Sussan talked about cost‑of‑living. We talk about this on the show all the time, and it’s important, because this is a massive issue. But you can’t just talk about it, you’ve got to vote to make it happen, and the problem here is Sussan talks about cost‑of‑living, but she won’t help Aussies with cost‑of‑living. She’s just one big stop sign, like Peter Dutton, when we try and provide $500 to help people with their electricity bills, when we want to use money to build houses for women fleeing domestic violence, or when we want to cut the cost of medicine in half, all Sussan does is talk about it and votes against it.
BARR: Okay. I think we’ve both ‑‑
LEY: I’ve got a challenge, Jason; I’ve got a challenge, Jason.
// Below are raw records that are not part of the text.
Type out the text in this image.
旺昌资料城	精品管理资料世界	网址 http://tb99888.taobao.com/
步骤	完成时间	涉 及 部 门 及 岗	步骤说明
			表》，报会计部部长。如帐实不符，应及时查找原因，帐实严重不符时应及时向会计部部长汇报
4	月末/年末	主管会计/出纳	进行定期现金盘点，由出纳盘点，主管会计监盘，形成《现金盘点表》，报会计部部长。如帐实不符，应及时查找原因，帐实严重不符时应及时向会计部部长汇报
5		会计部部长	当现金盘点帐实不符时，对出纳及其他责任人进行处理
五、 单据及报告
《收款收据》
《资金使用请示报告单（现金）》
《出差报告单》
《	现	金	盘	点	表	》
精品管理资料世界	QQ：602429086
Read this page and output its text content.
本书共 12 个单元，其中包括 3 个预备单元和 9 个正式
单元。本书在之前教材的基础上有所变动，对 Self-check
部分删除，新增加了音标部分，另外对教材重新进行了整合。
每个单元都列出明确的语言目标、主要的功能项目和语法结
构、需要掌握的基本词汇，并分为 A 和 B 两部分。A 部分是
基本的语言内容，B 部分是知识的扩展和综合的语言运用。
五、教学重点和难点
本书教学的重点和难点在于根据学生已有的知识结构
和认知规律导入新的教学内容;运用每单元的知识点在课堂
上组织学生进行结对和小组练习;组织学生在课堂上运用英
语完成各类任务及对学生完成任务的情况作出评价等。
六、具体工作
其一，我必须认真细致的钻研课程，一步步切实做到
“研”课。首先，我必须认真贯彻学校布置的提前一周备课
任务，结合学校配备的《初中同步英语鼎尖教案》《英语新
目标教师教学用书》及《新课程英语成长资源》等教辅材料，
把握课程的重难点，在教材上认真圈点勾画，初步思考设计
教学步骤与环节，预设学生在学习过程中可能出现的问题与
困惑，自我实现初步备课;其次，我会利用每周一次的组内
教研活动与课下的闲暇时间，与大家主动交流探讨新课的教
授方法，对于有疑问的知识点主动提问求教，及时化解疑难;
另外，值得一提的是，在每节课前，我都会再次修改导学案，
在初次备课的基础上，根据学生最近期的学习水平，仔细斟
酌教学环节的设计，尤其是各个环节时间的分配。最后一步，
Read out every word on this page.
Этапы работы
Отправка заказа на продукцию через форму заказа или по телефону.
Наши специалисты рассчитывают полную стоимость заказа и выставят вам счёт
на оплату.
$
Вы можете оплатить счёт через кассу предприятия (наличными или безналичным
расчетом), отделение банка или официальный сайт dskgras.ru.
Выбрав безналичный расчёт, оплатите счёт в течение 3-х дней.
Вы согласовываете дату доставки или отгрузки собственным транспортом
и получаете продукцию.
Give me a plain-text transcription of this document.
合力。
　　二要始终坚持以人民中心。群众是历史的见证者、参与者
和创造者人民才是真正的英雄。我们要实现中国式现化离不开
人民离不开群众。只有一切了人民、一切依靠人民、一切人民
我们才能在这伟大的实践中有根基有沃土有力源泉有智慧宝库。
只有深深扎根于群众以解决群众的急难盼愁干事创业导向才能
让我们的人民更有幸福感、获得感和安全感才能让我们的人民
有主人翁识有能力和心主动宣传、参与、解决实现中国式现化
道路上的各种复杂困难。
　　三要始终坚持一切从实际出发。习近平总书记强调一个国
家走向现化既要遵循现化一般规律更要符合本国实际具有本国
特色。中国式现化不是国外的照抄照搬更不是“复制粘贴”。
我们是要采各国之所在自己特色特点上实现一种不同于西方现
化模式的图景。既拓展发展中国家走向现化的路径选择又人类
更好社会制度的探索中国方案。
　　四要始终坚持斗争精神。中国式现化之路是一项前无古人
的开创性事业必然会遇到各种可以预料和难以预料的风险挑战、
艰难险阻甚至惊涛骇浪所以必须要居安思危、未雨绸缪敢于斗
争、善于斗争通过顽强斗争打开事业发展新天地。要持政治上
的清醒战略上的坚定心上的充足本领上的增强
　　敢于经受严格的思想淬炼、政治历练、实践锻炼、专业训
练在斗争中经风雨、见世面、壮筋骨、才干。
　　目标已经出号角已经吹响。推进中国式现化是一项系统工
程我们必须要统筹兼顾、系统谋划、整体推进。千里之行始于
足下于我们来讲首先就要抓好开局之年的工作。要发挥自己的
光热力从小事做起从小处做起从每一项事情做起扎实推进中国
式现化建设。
BARR: Just quickly, Sussan.
LEY: Every pharmacy you walk past, every pharmacy you and your Labor colleagues walk past, walk in. Walk in, introduce yourself and ask the pharmacy what is happening because of this measure, and how it will affect their treatment of vulnerable patients in their community, because you’re not walking in those doors, and you’re not asking those questions.
CLARE: And my challenge back to you, Sussan, is talk to every Aussie and pensioner who walks in and tell them that you voted for them to pay twice as much for their medicine as they should.
LEY: Very happy to support people on low incomes with their cost‑of‑living.
CLARE: Well, you didn’t yesterday. You voted six times against them.